The center of Portoviejo

After a walk through the center I finally went back to the bus station and took the bus to Montañita. The trip took about four hours and it was already dark when I got there.

The moment I got off the bus, it seemed as if I were entering a different world. The small resort town was full of life, clubs and bars all over the place and lots of backpackers, as many as I’ve ever seen  in one spot in Ecuador.

I got a room in a nice little hostel right on the waterfront. From there you can hear the sound of the sea, weighing you gently to sleep at night.

View from my room in the hostel in Montañita

Like I mentioned, the nightlife of Montañita is legendary. Countless bars, clubs and discos open their doors at night and even in the small bars right on the beach people were dancing and partying everywhere. In the narrow streets, cocktails were being served in lots of stands. I ordered a Piña Colada and I was quite surprised that it was prepared with real coconut milk and fresh pineapples, and it tasted really delicious.
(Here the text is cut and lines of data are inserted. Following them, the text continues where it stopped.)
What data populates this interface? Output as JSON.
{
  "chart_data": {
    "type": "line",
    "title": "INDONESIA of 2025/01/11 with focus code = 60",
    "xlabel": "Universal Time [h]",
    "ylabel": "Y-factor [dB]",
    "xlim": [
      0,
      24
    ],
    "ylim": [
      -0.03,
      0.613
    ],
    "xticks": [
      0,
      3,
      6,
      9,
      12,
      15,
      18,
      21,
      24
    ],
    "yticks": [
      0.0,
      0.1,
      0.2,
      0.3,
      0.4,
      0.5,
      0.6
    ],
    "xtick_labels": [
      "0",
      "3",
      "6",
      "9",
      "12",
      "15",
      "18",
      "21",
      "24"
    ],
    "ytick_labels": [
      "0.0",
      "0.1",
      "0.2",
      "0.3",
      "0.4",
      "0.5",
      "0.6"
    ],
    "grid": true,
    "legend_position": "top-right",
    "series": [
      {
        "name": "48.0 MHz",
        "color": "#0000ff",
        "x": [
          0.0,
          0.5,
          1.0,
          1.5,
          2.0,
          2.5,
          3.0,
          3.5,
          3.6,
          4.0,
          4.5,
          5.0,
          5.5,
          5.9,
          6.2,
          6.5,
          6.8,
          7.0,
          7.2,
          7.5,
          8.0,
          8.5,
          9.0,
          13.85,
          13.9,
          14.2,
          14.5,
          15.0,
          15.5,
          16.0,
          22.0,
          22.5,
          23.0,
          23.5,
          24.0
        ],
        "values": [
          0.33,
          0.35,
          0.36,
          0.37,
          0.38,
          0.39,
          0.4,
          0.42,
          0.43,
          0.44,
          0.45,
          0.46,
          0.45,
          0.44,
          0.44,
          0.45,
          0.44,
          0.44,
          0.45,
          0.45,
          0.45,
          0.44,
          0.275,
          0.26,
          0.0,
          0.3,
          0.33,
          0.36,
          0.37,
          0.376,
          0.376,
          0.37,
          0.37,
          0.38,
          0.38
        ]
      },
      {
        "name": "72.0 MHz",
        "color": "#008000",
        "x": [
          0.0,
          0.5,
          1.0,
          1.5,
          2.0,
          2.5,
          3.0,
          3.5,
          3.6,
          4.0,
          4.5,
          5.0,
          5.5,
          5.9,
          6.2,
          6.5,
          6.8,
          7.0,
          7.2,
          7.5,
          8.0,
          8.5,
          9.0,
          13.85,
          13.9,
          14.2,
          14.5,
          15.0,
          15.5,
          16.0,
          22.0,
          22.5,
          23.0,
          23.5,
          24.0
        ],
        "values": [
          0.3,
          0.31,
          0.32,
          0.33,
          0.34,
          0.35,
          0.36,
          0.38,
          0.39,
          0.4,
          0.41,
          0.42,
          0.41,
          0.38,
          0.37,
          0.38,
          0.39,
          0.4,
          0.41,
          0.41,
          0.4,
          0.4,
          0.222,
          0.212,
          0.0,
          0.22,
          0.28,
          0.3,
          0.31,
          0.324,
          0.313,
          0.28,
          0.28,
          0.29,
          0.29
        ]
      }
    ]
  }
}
Montañita’s entertainment area

The next morning I decided to start my day “the Ecuadorian way” with encebollado. This is a fish soup with yuca, onions, cilantro and lime juice, which people here even eat for breakfast.


For lunch, I treated myself to a ceviche de pescado y camarón, which is also a kind of soup but served cold – in my case with fish and shrimp – marinated in lime. You can find good ceviche everywhere there. I had mine at one of the street stalls and it was really great, but if you have a sensitive stomach and need to be careful, you can still go to one of the many restaurants. Anyway, you definitely shouldn’t miss ceviche if you are on the coast.

The second part of my journey leads me back to the north of Manabí, Manta, Bahía de Caráquez and Canoa; but more on that in part 2, which I’ll publish next month.